Alt-Coin Trader

CIA vs DEA: The Story of the War on Drugs


This never-ending war has been a phony contest, an arm wrestle between two arms of the US state: the Drug Enforcement Agency (DEA) and the Central intelligence Agency (CIA). Routinely, the DEA’s attempts at prosecuting major traffickers in US courts were dismissed on national security grounds, because the traffickers were CIA assets. As CIA director George Bush explained in 1976, these cover-ups were legal under a 1954 agreement between the CIA and the Justice Department, which gave the CIA the right to block prosecutions and to keep its crimes secret in the name of national security. The “de-facto” immunity from prosecution enabled CIA assets to brazenly deal drugs, knowing they were ‘protected’.

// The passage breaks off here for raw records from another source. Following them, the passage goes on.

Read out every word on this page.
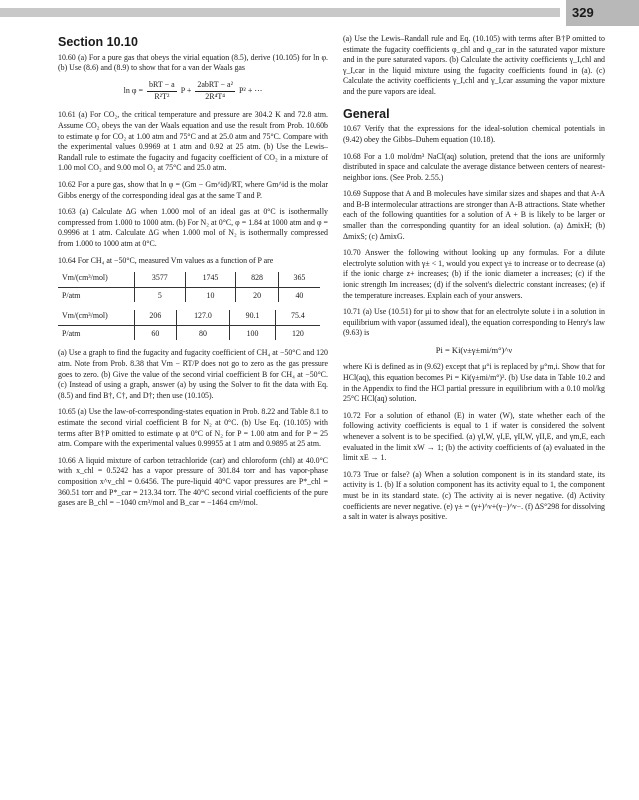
329
Section 10.10
10.60 (a) For a pure gas that obeys the virial equation (8.5), derive (10.105) for ln φ. (b) Use (8.6) and (8.9) to show that for a van der Waals gas
$\ln \varphi = \frac{\text{bRT − a}}{\text{R²T²}}$ $P + \frac{\text{2abRT − a²}}{\text{2R⁴T⁴}} P^2$ + ⋯
10.61 (a) For CO₂, the critical temperature and pressure are 304.2 K and 72.8 atm. Assume CO₂ obeys the van der Waals equation and use the result from Prob. 10.60b to estimate φ for CO₂ at 1.00 atm and 75°C and at 25.0 atm and 75°C. Compare with the experimental values 0.9969 at 1 atm and 0.92 at 25 atm. (b) Use the Lewis–Randall rule to estimate the fugacity and fugacity coefficient of CO₂ in a mixture of 1.00 mol CO₂ and 9.00 mol O₂ at 75°C and 25.0 atm.
10.62 For a pure gas, show that ln φ = (Gm − Gm^id)/RT, where Gm^id is the molar Gibbs energy of the corresponding ideal gas at the same T and P.
10.63 (a) Calculate ΔG when 1.000 mol of an ideal gas at 0°C is isothermally compressed from 1.000 to 1000 atm. (b) For N₂ at 0°C, φ = 1.84 at 1000 atm and φ = 0.9996 at 1 atm. Calculate ΔG when 1.000 mol of N₂ is isothermally compressed from 1.000 to 1000 atm at 0°C.
10.64 For CH₄ at −50°C, measured Vm values as a function of P are
Vm/(cm³/mol)	3577	1745	828	365
P/atm	5	10	20	40
Vm/(cm³/mol)	206	127.0	90.1	75.4
P/atm	60	80	100	120
(a) Use a graph to find the fugacity and fugacity coefficient of CH₄ at −50°C and 120 atm. Note from Prob. 8.38 that Vm − RT/P does not go to zero as the gas pressure goes to zero. (b) Give the value of the second virial coefficient B for CH₄ at −50°C. (c) Instead of using a graph, answer (a) by using the Solver to fit the data with Eq. (8.5) and find B†, C†, and D†; then use (10.105).
10.65 (a) Use the law-of-corresponding-states equation in Prob. 8.22 and Table 8.1 to estimate the second virial coefficient B for N₂ at 0°C. (b) Use Eq. (10.105) with terms after B†P omitted to estimate φ at 0°C of N₂ for P = 1.00 atm and for P = 25 atm. Compare with the experimental values 0.99955 at 1 atm and 0.9895 at 25 atm.
10.66 A liquid mixture of carbon tetrachloride (car) and chloroform (chl) at 40.0°C with x_chl = 0.5242 has a vapor pressure of 301.84 torr and has vapor-phase composition x^v_chl = 0.6456. The pure-liquid 40°C vapor pressures are P*_chl = 360.51 torr and P*_car = 213.34 torr. The 40°C second virial coefficients of the pure gases are B_chl = −1040 cm³/mol and B_car = −1464 cm³/mol.
(a) Use the Lewis–Randall rule and Eq. (10.105) with terms after B†P omitted to estimate the fugacity coefficients φ_chl and φ_car in the saturated vapor mixture and in the pure saturated vapors. (b) Calculate the activity coefficients γ_I,chl and γ_I,car in the liquid mixture using the fugacity coefficients found in (a). (c) Calculate the activity coefficients γ_I,chl and γ_I,car assuming the vapor mixture and the pure vapors are ideal.
General
10.67 Verify that the expressions for the ideal-solution chemical potentials in (9.42) obey the Gibbs–Duhem equation (10.18).
10.68 For a 1.0 mol/dm³ NaCl(aq) solution, pretend that the ions are uniformly distributed in space and calculate the average distance between centers of nearest-neighbor ions. (See Prob. 2.55.)
10.69 Suppose that A and B molecules have similar sizes and shapes and that A-A and B-B intermolecular attractions are stronger than A-B attractions. State whether each of the following quantities for a solution of A + B is likely to be larger or smaller than the corresponding quantity for an ideal solution. (a) ΔmixH; (b) ΔmixS; (c) ΔmixG.
10.70 Answer the following without looking up any formulas. For a dilute electrolyte solution with γ± < 1, would you expect γ± to increase or to decrease (a) if the ionic charge z+ increases; (b) if the ionic diameter a increases; (c) if the ionic strength Im increases; (d) if the solvent's dielectric constant increases; (e) if the temperature increases. Explain each of your answers.
10.71 (a) Use (10.51) for μi to show that for an electrolyte solute i in a solution in equilibrium with vapor (assumed ideal), the equation corresponding to Henry's law (9.63) is
Pi = Ki(ν±γ±mi/m°)^ν
where Ki is defined as in (9.62) except that μ°i is replaced by μ°m,i. Show that for HCl(aq), this equation becomes Pi = Ki(γ±mi/m°)². (b) Use data in Table 10.2 and in the Appendix to find the HCl partial pressure in equilibrium with a 0.10 mol/kg 25°C HCl(aq) solution.
10.72 For a solution of ethanol (E) in water (W), state whether each of the following activity coefficients is equal to 1 if water is considered the solvent whenever a solvent is to be specified. (a) γI,W, γI,E, γII,W, γII,E, and γm,E, each evaluated in the limit xW → 1; (b) the activity coefficients of (a) evaluated in the limit xE → 1.
10.73 True or false? (a) When a solution component is in its standard state, its activity is 1. (b) If a solution component has its activity equal to 1, the component must be in its standard state. (c) The activity ai is never negative. (d) Activity coefficients are never negative. (e) γ± = (γ+)^ν+(γ−)^ν−. (f) ΔS°298 for dissolving a salt in water is always positive.
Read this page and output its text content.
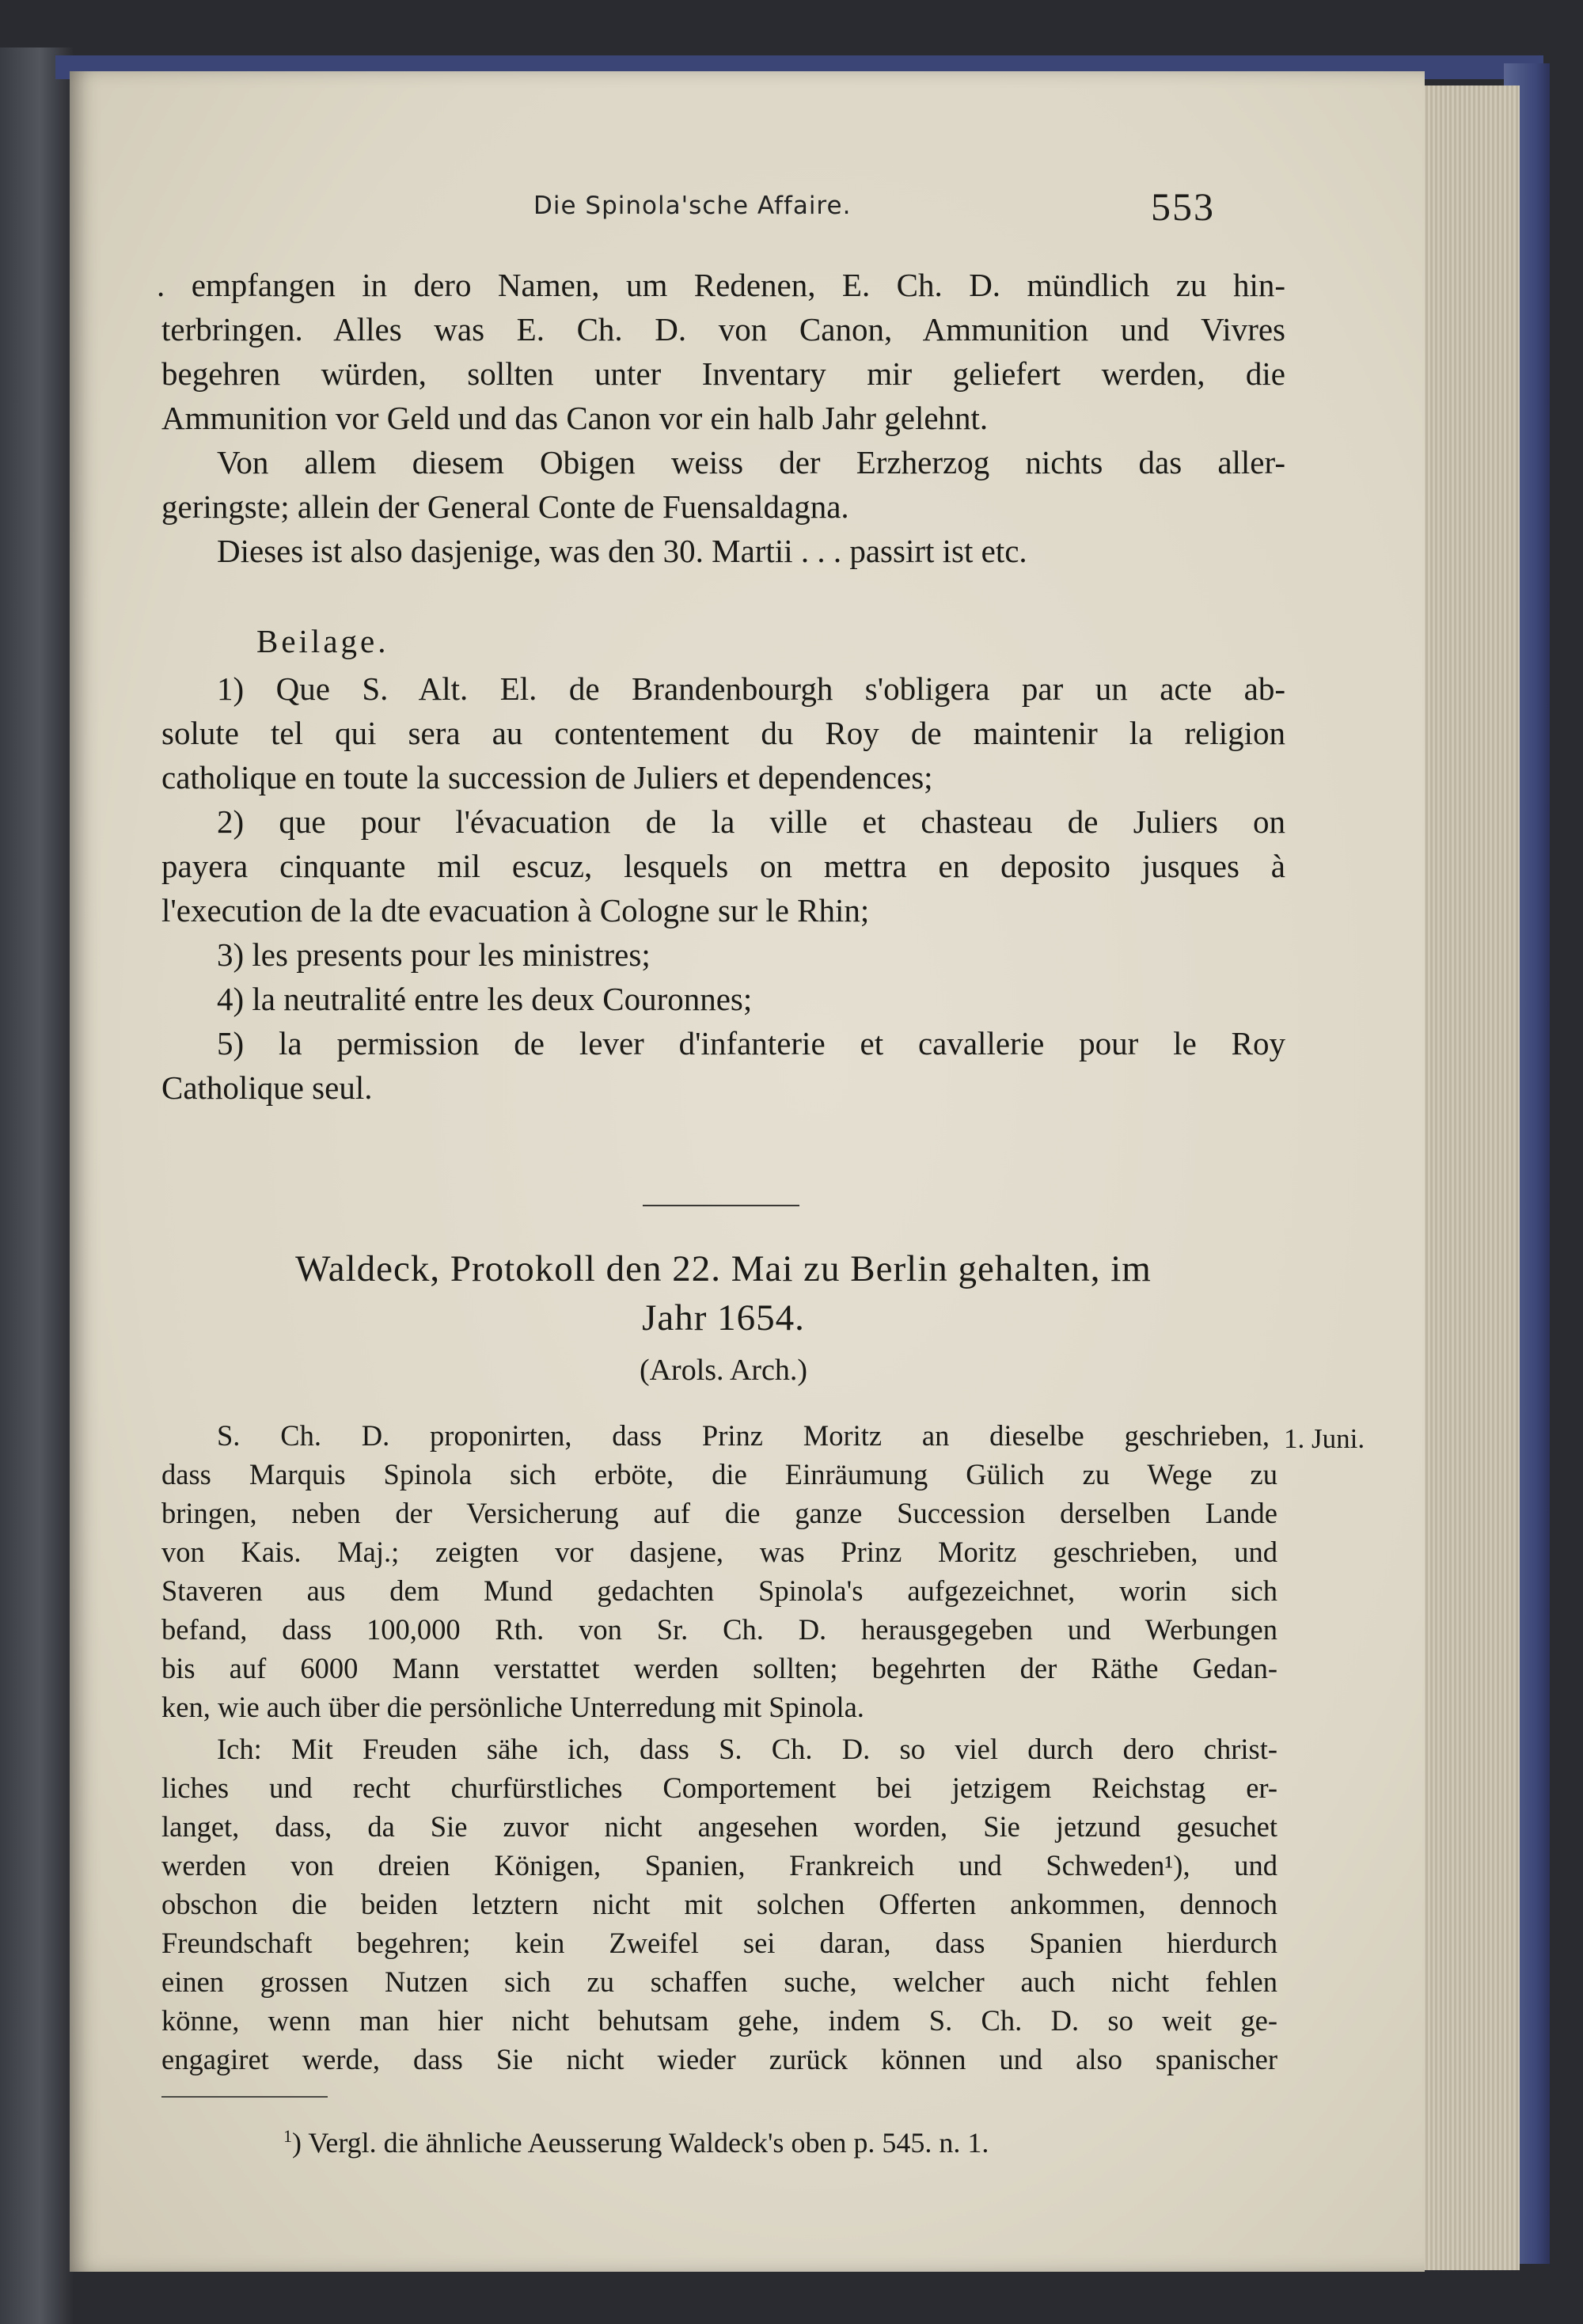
Die Spinola'sche Affaire.	553
. empfangen in dero Namen, um Redenen, E. Ch. D. mündlich zu hin-
terbringen. Alles was E. Ch. D. von Canon, Ammunition und Vivres
begehren würden, sollten unter Inventary mir geliefert werden, die
Ammunition vor Geld und das Canon vor ein halb Jahr gelehnt.
Von allem diesem Obigen weiss der Erzherzog nichts das aller-
geringste; allein der General Conte de Fuensaldagna.
Dieses ist also dasjenige, was den 30. Martii . . . passirt ist etc.
Beilage.
1) Que S. Alt. El. de Brandenbourgh s'obligera par un acte ab-
solute tel qui sera au contentement du Roy de maintenir la religion
catholique en toute la succession de Juliers et dependences;
2) que pour l'évacuation de la ville et chasteau de Juliers on
payera cinquante mil escuz, lesquels on mettra en deposito jusques à
l'execution de la dte evacuation à Cologne sur le Rhin;
3) les presents pour les ministres;
4) la neutralité entre les deux Couronnes;
5) la permission de lever d'infanterie et cavallerie pour le Roy
Catholique seul.
Waldeck, Protokoll den 22. Mai zu Berlin gehalten, im
Jahr 1654.
(Arols. Arch.)
1. Juni.
S. Ch. D. proponirten, dass Prinz Moritz an dieselbe geschrieben,
dass Marquis Spinola sich erböte, die Einräumung Gülich zu Wege zu
bringen, neben der Versicherung auf die ganze Succession derselben Lande
von Kais. Maj.; zeigten vor dasjene, was Prinz Moritz geschrieben, und
Staveren aus dem Mund gedachten Spinola's aufgezeichnet, worin sich
befand, dass 100,000 Rth. von Sr. Ch. D. herausgegeben und Werbungen
bis auf 6000 Mann verstattet werden sollten; begehrten der Räthe Gedan-
ken, wie auch über die persönliche Unterredung mit Spinola.
Ich: Mit Freuden sähe ich, dass S. Ch. D. so viel durch dero christ-
liches und recht churfürstliches Comportement bei jetzigem Reichstag er-
langet, dass, da Sie zuvor nicht angesehen worden, Sie jetzund gesuchet
werden von dreien Königen, Spanien, Frankreich und Schweden¹), und
obschon die beiden letztern nicht mit solchen Offerten ankommen, dennoch
Freundschaft begehren; kein Zweifel sei daran, dass Spanien hierdurch
einen grossen Nutzen sich zu schaffen suche, welcher auch nicht fehlen
könne, wenn man hier nicht behutsam gehe, indem S. Ch. D. so weit ge-
engagiret werde, dass Sie nicht wieder zurück können und also spanischer
$^1$) Vergl. die ähnliche Aeusserung Waldeck's oben p. 545. n. 1.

In the process of penetrating the world drug trade, US narcotic agents invariably stumbled upon the CIA’s involvement in drug-trafficking. One of the reasons the Federal Bureau of Narcotics was abolished in the 1960s was that its case-making agents uncovered these political and espionage intrigues. In the 1970s the DEA and the CIA warred over the role of South Vietnamese government officials in the heroin trade and DEA agents were taught the rules of “plausible deniability” to insulate US involvement. During the 1980s the DEA’s priority was protecting the Reagan’s administration’s illegal drug operations in Central America and Central Asia. The DEA was suborned and became an adjunct of the CIA in American foreign policy, politely staying away from CIA sponsored war zones in Central Asia and Central America, operating the War on Drugs along ideological lines.